Через день-другой после того, как Хана сообщила мне свои новости, мы с ней ненароком остались вдвоем в хлеву. В горнице исходила криком девочка, и можно было не опасаться, что нас подслушают. Я стоял у двери с граблями, которые не успел отложить, и смотрел на закопченный фонарь, качавшийся наверху, отчего большие тени плясали по потолку и по стенам. Хану закрывала своей тушей корова, девушка тянула за соски и покрикивала на животное, не обращая внимания ни на что, — мне казалось, я ей сейчас не нужен и поэтому она срывает зло на корове. Я топтался на месте, не решаясь поделиться с ней тем, что меня мучило, потому как нутром чувствовал, что без отклика останется любое сказанное мной слово. Не оставалось мне, видно, иного пути, как выложить все напрямую, так делает она сама. И вот, когда она в очередной раз шлепнула корову в бок и крикнула на нее, я скорее спросил, нежели предложил:
— А может, ты избавишься от него, Хана, а?

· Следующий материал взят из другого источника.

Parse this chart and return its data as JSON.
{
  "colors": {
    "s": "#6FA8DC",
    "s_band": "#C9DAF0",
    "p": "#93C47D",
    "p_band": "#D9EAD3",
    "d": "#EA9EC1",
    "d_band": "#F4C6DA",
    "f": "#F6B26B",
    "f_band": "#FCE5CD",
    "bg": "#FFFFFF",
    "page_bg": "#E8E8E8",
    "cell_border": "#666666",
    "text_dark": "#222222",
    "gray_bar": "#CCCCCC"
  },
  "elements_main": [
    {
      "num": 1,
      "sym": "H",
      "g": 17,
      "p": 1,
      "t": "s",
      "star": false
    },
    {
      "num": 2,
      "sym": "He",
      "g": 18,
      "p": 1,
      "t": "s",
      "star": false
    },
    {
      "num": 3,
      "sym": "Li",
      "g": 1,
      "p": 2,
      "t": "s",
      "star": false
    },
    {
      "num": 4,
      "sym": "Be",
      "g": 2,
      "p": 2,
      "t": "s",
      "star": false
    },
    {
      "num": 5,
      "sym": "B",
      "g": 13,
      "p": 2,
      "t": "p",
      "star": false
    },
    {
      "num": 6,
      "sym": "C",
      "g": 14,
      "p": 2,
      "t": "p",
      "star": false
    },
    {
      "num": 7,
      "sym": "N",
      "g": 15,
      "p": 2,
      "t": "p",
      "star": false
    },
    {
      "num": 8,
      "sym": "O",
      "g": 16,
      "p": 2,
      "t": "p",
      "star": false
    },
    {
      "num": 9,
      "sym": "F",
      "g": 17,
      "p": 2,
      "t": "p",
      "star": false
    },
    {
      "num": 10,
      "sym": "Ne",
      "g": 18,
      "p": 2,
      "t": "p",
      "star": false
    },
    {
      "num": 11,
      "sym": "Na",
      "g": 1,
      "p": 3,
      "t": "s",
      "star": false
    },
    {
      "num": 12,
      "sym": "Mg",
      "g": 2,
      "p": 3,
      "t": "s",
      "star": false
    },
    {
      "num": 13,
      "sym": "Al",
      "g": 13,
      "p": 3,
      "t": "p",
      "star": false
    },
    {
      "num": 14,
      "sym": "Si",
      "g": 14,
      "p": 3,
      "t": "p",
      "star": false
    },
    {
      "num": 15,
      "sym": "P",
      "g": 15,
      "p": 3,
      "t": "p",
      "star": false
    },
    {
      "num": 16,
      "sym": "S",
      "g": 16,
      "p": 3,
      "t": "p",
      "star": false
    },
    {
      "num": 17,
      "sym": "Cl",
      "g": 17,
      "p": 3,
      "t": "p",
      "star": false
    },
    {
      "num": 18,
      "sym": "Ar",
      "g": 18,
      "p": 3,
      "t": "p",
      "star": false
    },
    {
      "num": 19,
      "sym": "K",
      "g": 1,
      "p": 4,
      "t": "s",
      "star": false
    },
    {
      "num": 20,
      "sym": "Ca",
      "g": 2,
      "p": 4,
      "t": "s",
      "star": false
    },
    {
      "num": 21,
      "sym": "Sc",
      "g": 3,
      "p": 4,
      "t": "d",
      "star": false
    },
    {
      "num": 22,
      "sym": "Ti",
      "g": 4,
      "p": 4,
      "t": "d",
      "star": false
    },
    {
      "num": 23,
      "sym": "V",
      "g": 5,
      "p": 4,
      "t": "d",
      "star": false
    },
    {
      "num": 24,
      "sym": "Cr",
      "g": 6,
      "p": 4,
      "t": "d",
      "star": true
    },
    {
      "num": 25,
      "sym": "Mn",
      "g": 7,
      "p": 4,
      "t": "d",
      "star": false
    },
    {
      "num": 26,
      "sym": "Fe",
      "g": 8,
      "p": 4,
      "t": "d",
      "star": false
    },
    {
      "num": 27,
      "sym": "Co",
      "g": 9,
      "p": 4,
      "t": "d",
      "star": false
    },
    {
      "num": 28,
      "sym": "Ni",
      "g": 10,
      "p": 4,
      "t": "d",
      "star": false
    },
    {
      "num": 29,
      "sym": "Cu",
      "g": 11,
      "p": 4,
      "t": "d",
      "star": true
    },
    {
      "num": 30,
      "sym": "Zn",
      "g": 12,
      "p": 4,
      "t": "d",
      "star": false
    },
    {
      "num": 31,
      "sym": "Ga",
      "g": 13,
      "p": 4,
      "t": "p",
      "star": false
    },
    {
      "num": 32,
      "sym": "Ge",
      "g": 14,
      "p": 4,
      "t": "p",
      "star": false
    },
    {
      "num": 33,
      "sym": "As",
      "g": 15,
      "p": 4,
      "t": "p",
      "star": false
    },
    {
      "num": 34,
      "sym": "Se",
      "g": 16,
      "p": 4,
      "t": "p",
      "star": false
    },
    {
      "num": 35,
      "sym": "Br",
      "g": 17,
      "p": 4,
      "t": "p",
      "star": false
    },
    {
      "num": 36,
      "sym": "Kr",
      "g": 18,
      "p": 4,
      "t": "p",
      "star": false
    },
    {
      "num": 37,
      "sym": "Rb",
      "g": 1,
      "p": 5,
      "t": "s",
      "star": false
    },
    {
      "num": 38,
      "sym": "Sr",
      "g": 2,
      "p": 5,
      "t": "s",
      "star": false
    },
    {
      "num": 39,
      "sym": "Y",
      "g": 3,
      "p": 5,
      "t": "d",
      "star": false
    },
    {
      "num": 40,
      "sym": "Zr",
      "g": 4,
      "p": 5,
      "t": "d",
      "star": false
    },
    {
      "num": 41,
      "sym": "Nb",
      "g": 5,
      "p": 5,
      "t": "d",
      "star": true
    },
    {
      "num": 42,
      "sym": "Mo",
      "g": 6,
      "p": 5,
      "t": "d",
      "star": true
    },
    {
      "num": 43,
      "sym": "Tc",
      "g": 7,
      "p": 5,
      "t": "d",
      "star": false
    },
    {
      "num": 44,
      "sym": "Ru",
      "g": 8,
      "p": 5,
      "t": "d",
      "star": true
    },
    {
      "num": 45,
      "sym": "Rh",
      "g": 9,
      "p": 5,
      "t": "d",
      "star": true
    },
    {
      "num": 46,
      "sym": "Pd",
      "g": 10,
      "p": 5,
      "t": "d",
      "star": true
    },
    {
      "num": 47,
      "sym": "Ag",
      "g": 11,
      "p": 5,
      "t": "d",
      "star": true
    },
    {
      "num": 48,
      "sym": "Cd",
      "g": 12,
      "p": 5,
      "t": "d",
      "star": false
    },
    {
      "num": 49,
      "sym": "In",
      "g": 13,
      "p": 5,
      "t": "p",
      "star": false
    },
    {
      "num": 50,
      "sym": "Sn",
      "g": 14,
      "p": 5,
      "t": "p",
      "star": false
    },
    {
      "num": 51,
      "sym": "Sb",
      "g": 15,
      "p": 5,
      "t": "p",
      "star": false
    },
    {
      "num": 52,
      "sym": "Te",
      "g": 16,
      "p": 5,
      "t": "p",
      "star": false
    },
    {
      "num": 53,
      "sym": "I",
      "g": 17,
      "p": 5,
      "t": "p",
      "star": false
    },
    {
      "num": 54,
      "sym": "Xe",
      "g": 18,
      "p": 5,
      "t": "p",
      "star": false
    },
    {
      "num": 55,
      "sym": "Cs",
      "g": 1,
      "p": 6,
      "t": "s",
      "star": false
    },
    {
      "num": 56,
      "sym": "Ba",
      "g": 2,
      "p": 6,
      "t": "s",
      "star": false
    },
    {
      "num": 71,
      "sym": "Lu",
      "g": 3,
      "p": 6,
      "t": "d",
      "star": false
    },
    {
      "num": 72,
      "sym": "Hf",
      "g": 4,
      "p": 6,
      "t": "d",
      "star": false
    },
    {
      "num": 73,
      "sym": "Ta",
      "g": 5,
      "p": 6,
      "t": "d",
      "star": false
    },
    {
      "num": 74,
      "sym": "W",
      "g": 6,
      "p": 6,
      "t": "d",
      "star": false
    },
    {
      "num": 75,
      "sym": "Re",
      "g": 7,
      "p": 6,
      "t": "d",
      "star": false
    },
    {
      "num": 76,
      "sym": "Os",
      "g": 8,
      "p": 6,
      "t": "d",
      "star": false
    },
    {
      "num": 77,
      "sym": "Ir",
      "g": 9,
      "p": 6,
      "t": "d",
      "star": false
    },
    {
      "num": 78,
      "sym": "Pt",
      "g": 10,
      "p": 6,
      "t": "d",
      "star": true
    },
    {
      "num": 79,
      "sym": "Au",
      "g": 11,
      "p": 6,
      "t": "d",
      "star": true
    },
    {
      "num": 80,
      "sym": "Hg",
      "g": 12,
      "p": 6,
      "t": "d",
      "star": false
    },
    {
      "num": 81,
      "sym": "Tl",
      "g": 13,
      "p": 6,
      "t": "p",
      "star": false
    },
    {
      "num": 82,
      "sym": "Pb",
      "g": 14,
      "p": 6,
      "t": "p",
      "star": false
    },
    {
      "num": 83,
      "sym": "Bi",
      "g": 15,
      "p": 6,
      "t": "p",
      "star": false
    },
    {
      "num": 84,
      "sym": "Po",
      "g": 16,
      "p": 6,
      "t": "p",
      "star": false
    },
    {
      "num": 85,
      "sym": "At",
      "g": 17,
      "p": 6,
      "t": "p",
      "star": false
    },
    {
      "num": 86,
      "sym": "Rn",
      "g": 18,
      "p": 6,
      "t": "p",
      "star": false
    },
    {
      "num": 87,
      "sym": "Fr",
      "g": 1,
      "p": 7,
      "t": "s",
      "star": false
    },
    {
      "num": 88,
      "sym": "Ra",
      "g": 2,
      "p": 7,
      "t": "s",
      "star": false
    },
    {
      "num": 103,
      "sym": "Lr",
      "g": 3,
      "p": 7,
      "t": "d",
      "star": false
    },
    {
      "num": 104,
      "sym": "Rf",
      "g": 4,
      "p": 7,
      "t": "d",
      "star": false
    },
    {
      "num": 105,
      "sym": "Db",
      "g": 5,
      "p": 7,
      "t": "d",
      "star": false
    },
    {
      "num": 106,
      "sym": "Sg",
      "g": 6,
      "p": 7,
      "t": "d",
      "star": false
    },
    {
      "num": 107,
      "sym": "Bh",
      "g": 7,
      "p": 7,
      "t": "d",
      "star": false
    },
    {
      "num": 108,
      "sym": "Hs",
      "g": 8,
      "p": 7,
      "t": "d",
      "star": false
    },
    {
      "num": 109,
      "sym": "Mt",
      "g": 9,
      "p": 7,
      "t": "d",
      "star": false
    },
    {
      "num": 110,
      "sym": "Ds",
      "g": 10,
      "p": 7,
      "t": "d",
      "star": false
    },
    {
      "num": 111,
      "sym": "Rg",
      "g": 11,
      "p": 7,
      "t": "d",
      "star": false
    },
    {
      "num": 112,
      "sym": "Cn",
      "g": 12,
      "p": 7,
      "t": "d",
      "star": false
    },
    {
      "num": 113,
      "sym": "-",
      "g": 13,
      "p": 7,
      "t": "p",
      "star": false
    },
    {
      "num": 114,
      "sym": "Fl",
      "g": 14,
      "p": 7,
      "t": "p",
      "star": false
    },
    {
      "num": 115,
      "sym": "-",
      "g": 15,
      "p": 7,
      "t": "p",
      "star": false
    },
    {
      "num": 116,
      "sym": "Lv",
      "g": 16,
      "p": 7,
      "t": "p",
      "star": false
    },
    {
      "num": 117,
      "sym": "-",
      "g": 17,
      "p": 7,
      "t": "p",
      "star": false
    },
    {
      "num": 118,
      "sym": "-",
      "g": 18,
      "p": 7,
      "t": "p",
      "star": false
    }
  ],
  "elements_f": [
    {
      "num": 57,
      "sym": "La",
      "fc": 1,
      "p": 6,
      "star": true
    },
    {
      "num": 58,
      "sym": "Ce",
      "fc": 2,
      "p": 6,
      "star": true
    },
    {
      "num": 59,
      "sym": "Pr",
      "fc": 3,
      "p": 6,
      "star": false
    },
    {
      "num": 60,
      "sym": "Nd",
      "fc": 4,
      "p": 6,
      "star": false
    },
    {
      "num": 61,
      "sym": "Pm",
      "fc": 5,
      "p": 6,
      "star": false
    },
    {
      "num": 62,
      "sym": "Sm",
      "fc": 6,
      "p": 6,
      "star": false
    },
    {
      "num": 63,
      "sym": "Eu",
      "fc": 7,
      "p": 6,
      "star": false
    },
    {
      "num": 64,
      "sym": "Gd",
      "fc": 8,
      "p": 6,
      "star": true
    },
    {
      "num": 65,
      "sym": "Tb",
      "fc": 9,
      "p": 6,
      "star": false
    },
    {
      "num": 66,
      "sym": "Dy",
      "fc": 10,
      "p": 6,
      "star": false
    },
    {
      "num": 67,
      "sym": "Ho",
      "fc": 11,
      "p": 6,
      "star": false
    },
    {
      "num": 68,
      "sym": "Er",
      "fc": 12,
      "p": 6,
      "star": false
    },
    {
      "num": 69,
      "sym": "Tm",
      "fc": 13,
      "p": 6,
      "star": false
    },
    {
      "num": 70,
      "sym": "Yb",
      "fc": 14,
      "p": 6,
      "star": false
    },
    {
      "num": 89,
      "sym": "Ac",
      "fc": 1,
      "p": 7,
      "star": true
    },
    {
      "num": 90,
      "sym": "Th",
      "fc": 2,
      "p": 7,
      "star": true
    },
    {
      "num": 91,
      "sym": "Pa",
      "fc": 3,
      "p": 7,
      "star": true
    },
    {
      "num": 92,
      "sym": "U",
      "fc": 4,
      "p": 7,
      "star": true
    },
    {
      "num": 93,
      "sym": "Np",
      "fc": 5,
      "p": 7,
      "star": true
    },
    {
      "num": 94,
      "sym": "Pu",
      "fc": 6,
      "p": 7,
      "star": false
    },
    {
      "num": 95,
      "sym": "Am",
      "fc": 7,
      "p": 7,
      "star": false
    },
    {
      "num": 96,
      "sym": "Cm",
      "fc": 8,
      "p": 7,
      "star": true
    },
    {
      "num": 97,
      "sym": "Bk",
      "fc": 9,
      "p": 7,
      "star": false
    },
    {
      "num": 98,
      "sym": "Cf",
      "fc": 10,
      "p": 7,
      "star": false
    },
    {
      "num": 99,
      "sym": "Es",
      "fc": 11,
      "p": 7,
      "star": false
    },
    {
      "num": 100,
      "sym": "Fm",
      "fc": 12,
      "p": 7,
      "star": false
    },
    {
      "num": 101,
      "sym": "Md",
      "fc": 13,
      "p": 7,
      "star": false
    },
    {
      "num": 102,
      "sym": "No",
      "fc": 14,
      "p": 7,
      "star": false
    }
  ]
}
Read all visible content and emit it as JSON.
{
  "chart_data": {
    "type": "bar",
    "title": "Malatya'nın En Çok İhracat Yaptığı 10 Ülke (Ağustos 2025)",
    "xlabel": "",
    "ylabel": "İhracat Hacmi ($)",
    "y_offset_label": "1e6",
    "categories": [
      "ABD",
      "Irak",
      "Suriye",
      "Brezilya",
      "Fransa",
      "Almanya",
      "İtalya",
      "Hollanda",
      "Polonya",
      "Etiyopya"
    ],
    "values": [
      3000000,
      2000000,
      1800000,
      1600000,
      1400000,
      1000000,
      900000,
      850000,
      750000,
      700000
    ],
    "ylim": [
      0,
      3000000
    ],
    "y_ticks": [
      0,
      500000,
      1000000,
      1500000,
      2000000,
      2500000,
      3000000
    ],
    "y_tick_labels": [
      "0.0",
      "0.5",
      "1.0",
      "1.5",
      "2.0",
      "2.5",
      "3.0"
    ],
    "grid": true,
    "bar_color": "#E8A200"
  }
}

Сперва мне показалось, будто она не расслышала, ни один мускул не дрогнул у нее на лице. А потом, вдруг ее кто ужалил. Она нахмурила брови и резко спросила:
— Чего?
Она перестала доить, ждала, чтобы я повторил, — и тогда я повторил свои слова.
Теперь она все расслышала — и стала доить. Лицо просветлело, она даже как-то кокетливо поправила прядь волос под льняным платком, однако не ответила: казалось, будто у нее вообще не было желания продолжать разговор на эту тему.
— Хана! — воскликнул я чуть покруче.
Опять никакого отклика, хотя она уже догадалась, к чему я клонил.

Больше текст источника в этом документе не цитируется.